In "Peking Oper", Verzeihung "Opel" beginnt alles mit Wackelvideokamera in Schwarzweiß. Eine Viertelstunde lang steht niemand auf der Bühne, nur eine kunterbunte, varietéartige Anordnung mit Schminktisch und Chaiselongue ohne Schauspieler. Auf einer Leinwand sehen wir Martin Wuttke, Catrin Striebeck und Marc Hosemann, wie sie exaltiert hinter der Bühne in die Kamera sprechen. Sie tragen wie abgehalfterte Varietéstars seidene Hausmäntel.

Über der Videoleinwand prangt: "Fame on you". Sie feiern ihren größten Erfolg, "Die stille Stunde" - Pantomime im Radio. Angeblich eine Sternstunde. Radiosprecher, die niemand hört. "So eine gute Idee werde ich nie wieder haben", schreit Wuttke. Und jammert über seine Muse Catrin Striebeck, die keine Muse mehr sein will, weil für sie "nur achtzig Prozent" dabei herausspringen. Außerdem ist sie auch die Muse von Marc Hosemann, Partner von Wuttke beim Radio, ein Autor, der stolz darauf ist, Stücke zu schreiben, die nie aufgeführt werden. "Darin bin ich sehr erfolgreich!"

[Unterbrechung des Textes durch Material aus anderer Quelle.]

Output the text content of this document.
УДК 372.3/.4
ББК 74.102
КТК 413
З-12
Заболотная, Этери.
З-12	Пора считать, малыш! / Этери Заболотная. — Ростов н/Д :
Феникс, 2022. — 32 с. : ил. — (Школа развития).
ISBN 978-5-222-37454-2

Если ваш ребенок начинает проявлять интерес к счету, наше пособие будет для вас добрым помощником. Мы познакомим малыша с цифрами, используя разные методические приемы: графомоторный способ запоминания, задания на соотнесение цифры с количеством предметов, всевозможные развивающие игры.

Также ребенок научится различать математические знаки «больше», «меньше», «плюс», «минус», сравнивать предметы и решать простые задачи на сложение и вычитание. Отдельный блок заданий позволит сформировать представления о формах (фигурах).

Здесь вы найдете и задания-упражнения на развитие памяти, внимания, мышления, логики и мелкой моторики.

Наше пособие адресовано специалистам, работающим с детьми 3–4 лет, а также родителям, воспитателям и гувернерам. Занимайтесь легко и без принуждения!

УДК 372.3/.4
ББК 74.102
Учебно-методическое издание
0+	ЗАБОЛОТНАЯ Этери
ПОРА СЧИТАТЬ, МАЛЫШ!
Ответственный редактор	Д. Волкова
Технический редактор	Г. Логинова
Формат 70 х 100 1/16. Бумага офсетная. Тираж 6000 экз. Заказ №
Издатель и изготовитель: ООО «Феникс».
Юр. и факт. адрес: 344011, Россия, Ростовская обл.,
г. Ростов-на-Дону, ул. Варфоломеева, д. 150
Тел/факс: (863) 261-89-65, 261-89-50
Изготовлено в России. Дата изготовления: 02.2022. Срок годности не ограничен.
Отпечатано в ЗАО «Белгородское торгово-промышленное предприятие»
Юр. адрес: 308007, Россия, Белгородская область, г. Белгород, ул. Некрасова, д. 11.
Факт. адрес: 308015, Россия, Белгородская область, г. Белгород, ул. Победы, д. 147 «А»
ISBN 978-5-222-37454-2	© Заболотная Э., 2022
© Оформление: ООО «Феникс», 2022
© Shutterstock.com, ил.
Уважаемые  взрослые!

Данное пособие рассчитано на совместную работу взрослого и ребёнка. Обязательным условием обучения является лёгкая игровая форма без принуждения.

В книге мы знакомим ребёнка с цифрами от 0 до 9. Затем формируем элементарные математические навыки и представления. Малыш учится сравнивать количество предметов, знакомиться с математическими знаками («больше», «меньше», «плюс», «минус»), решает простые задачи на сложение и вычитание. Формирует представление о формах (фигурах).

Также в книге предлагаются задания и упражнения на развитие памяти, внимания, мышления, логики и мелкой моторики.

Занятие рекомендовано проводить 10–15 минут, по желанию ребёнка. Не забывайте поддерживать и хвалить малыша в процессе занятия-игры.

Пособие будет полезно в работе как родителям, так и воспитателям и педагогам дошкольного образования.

"Nur Dialoge, keine Gedanken!"

Oder hat das Wuttke gesagt? Egal, alle sagen sowieso alles immer wieder. Wie üblich bei Pollesch wird viel gesprochen, teilweise improvisiert. Man weiß nicht genau, wovon gesprochen wird. Das ist Absicht. Es geht um die Unmöglichkeit der Kommunikation. "Nur Dialoge, keine Gedanken!", ruft Marc Hosemann. Oder war es Wuttke?

© Reinhard Werner
© Reinhard Werner

Für Martin Wuttke ist heute Abend Showtime. Wuttke kennt seinen Pollesch noch aus Prater-Zeiten in Berlin. Er wirkt mit seiner schwarzen Hornbrille und seiner intellektuellen Selbstzerfleischung wie ein zu gut gekleideter Woody Allen auf Speed. Wuttke schwätzt, schwitzt, tobt, tanzt - wie Marc Hosemann immer kurz vor dem Nervenzusammenbruch. Er hat ein Problem mit der Wahrheit, fühlt sich belogen und betrogen. Von seiner Muse. Die ihn auslacht. Wegen seines Wahrheitsbegriffs. Er solle sich lieber auf gute oder bessere Lügen konzentrieren.

Wuttke stutzt, dann jammert er weiter über ausbleibende Inspiration, das Nettsein "in einer unwahren Gemeinschaft", die "miese Anti-Radikalität", den elenden "Zwang zur Individualisierung". Jonathan Meese zitierend, schreit er: "Ich bin die Ameise der Kunst" und krabbelt über die Bühne. "Das hast du jetzt bestimmt nicht verstanden, Schatz!", wirft er seiner untreuen Muse an den Kopf. "Aber du hast es wenigstens mal gehört."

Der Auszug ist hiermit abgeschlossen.